A twelfth aspect of the present invention is the method for producing Fe powder or Fe-containing alloy powder according to the ninth to eleventh aspects,
The drying process is performed in a vacuum environment.

A thirteenth aspect of the present invention is a method for producing the Fe powder or the Fe-containing alloy powder according to the ninth to twelfth aspects,
The pH of the water used in the atomizing step is 9 to 13.

A fourteenth aspect of the present invention is the method for producing the Fe powder or the Fe-containing alloy powder according to the ninth to twelfth aspects,
The pH of the water used in the atomizing step is 11-13.

A fifteenth aspect of the present invention is a method for producing Fe powder or an alloy powder containing Fe according to the ninth to fourteenth aspects,
The electric potential of water used in the atomizing process is -0.4V to 0.4V.

A sixteenth aspect of the present invention is a method for producing the Fe powder or the Fe-containing alloy powder according to the ninth to fifteenth aspects,
The molten metal contains Fe and 0.1 to 15% by mass of Si.

A seventeenth aspect of the present invention is the method for producing an alloy powder containing Fe according to the sixteenth aspect,
The molten metal contains Fe in an amount of 84% by mass to 99.7% by mass.

An eighteenth aspect of the present invention is
A soft magnetic material containing the soft magnetic powder according to any one of the first to eighth aspects and a binder is provided.

A nineteenth aspect of the present invention is
There is provided a method for producing a dust core, which comprises molding the soft magnetic material according to the eighteenth aspect into a predetermined shape, and heating the obtained molded product to obtain a dust core.

According to the present invention, there is provided a soft magnetic powder capable of forming a dust core having a high magnetic permeability, in which the amount of oxygen is low even if the particle diameter is small, and a related technique thereof.

It is a figure which shows the relationship between D50x[O] and the relative magnetic permeability in measurement frequency 10MHz about the alloy powder manufactured in Examples 1-8 and Comparative Examples 1-6. It is a figure which shows the relationship between D50x[O] and the relative magnetic permeability in 100 MHz of measurement frequencies about the alloy powder manufactured in Examples 1-8 and Comparative Examples 1-6.

Hereinafter, a method of manufacturing a soft magnetic powder, Fe powder or an alloy powder containing Fe, a soft magnetic material and a method of manufacturing a dust core according to an embodiment of the present invention will be described.

<Soft magnetic powder>
The soft magnetic powder of the present embodiment is composed of a Fe (iron) alloy containing Si (silicon).

The soft magnetic powder contains Si in a range of 0.1% by mass to 15% by mass, and preferably contains Fe as a main component.
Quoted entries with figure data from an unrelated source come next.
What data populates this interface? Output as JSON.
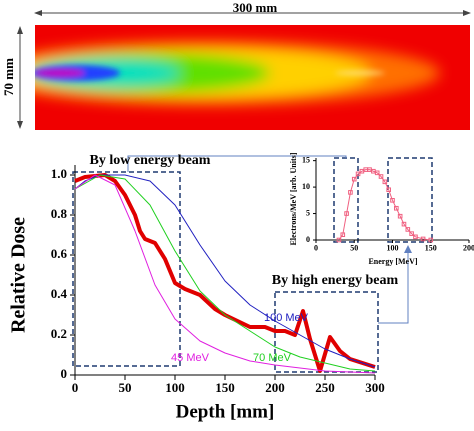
{
  "image_labels": {
    "width": "300 mm",
    "height": "70 mm"
  },
  "chart_data": [
    {
      "type": "line",
      "xlabel": "Depth [mm]",
      "ylabel": "Relative Dose",
      "xlim": [
        0,
        300
      ],
      "xticks": [
        0,
        50,
        100,
        150,
        200,
        250,
        300
      ],
      "ylim": [
        0,
        1.05
      ],
      "yticks": [
        0,
        0.2,
        0.4,
        0.6,
        0.8,
        {
          "value": 1,
          "label": "1.0"
        }
      ],
      "annotations": [
        "By low energy beam",
        "By high energy beam"
      ],
      "series": [
        {
          "color": "#e00000",
          "width": 4,
          "x": [
            0,
            10,
            30,
            40,
            50,
            60,
            65,
            70,
            80,
            90,
            100,
            110,
            125,
            140,
            150,
            175,
            190,
            200,
            210,
            220,
            228,
            235,
            245,
            255,
            265,
            275,
            300
          ],
          "values": [
            0.97,
            0.99,
            1.0,
            0.97,
            0.9,
            0.8,
            0.72,
            0.68,
            0.66,
            0.58,
            0.46,
            0.43,
            0.4,
            0.33,
            0.3,
            0.24,
            0.24,
            0.22,
            0.22,
            0.2,
            0.32,
            0.18,
            0.02,
            0.19,
            0.12,
            0.08,
            0.04
          ]
        },
        {
          "name": "100 MeV",
          "color": "#2020c0",
          "width": 1,
          "x": [
            0,
            10,
            25,
            50,
            75,
            100,
            125,
            150,
            175,
            200,
            225,
            250,
            275,
            300
          ],
          "values": [
            0.93,
            0.97,
            1.0,
            1.0,
            0.97,
            0.85,
            0.65,
            0.47,
            0.35,
            0.27,
            0.2,
            0.13,
            0.08,
            0.04
          ]
        },
        {
          "name": "70 MeV",
          "color": "#20d020",
          "width": 1,
          "x": [
            0,
            25,
            50,
            75,
            100,
            125,
            150,
            175,
            200,
            225,
            250,
            275,
            300
          ],
          "values": [
            0.93,
            1.0,
            0.98,
            0.85,
            0.62,
            0.42,
            0.3,
            0.22,
            0.14,
            0.09,
            0.06,
            0.03,
            0.02
          ]
        },
        {
          "name": "45 MeV",
          "color": "#e020e0",
          "width": 1,
          "x": [
            0,
            20,
            40,
            60,
            80,
            100,
            125,
            150,
            175,
            200,
            250,
            300
          ],
          "values": [
            0.93,
            1.0,
            0.95,
            0.72,
            0.45,
            0.28,
            0.17,
            0.11,
            0.07,
            0.05,
            0.02,
            0.01
          ]
        }
      ]
    },
    {
      "type": "line",
      "markers": true,
      "xlabel": "Energy [MeV]",
      "ylabel": "Electrons/MeV [arb. Units]",
      "xlim": [
        0,
        200
      ],
      "xticks": [
        0,
        50,
        100,
        150,
        200
      ],
      "ylim": [
        0,
        15.5
      ],
      "yticks": [
        0,
        5,
        10,
        15
      ],
      "series": [
        {
          "color": "#f06080",
          "width": 1,
          "x": [
            30,
            35,
            40,
            45,
            50,
            55,
            60,
            65,
            70,
            75,
            80,
            85,
            90,
            95,
            100,
            105,
            110,
            115,
            120,
            125,
            130,
            140,
            150
          ],
          "values": [
            0,
            1,
            5,
            9,
            11.5,
            12.5,
            13,
            13.3,
            13.3,
            13,
            12.7,
            12,
            11,
            9.5,
            7.5,
            6,
            4.5,
            3,
            2,
            1.2,
            0.6,
            0.2,
            0
          ]
        }
      ]
    }
  ]
}
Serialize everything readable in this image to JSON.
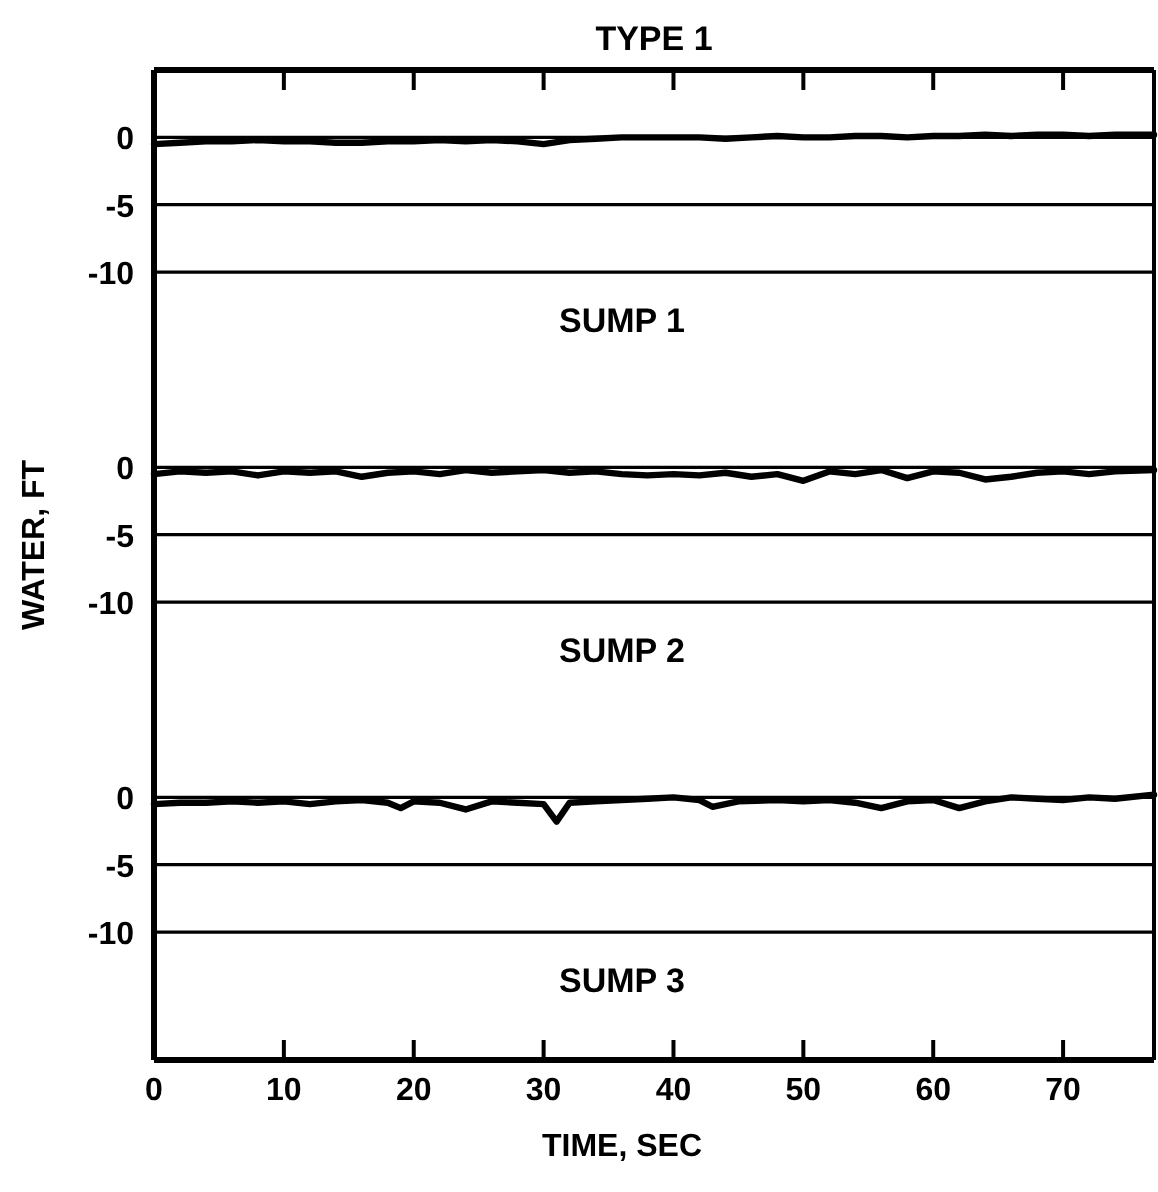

Fe is an element that contributes to the magnetic properties and mechanical properties of the soft magnetic powder. Si is an element that enhances the magnetic permeability of the soft magnetic powder. The Si content is in the above range from the viewpoint of improving the magnetic permeability without impairing the magnetic properties and mechanical properties of Fe, and is preferably 0.2% by mass to 7% by mass. Particularly, from the viewpoint of obtaining a higher magnetic permeability, it is preferable to set Si to 2.0% by mass to 3.5% by mass. From the viewpoint of obtaining a higher saturation magnetization while obtaining a desired magnetic permeability, it is 0. It is preferable to set it as 0.2 mass%-0.5 mass %. The Si content may be appropriately changed according to the characteristics required for the soft magnetic powder. In addition, the said main component shows the thing with the highest content rate among the elements which comprise a soft magnetic powder. The amount of Fe in the soft magnetic powder of the present embodiment is preferably 84% by mass to 99.7% by mass, more preferably 92% by mass to 99.6% by mass from the viewpoint of magnetic properties and mechanical properties. is there. Further, the total amount of Fe and Si in the soft magnetic powder is preferably 98% by mass or more from the viewpoint of suppressing deterioration of magnetic properties due to inclusion of impurities.

The soft magnetic powder of the present embodiment is suppressed in oxidation during the manufacturing process, and has a small oxygen content even when the particle size is small. Specifically, the volume-based cumulative 50% particle diameter [μm] of the soft magnetic powder of the present embodiment measured by a laser diffraction type particle size distribution analyzer is D50, and the oxygen content [mass%] is [O]. Then, the product (D50×[O]) of these is 3.0 [μm·mass %] or less.

Here, the product (D50×[O]) will be described.

When the volume of the soft magnetic powder is V [m ³ ], the surface area is S [m ² ] and the oxygen content is [O] [mass %], the following relational expression (1) is obtained with D50. It holds. In the relational expression (1), the value in parentheses indicates the dimension of each value. As a premise, the soft magnetic powder has a spherical shape, and D50 is regarded as the primary particle diameter. Even if these assumptions are not satisfied, the tendency of the relational expression (1) holds.

When the weight of oxygen contained in the particles is W 2 _O [g], the weight of the particles is W [g], and the density of the particles is ρ [g/cm ³ ], the following relational expression (2) is established. In the relational expression (2), the value in parentheses indicates the dimension of each value.

In the relational expression (2), the particle density ρ changes depending on its [O], but since the change of [O] is negligible in terms of the total amount of particles, if ρ is a constant, the relational expression The following relational expression (3) is derived from (1) and (2). In the relational expression (3), the value in parentheses indicates the dimension of each value.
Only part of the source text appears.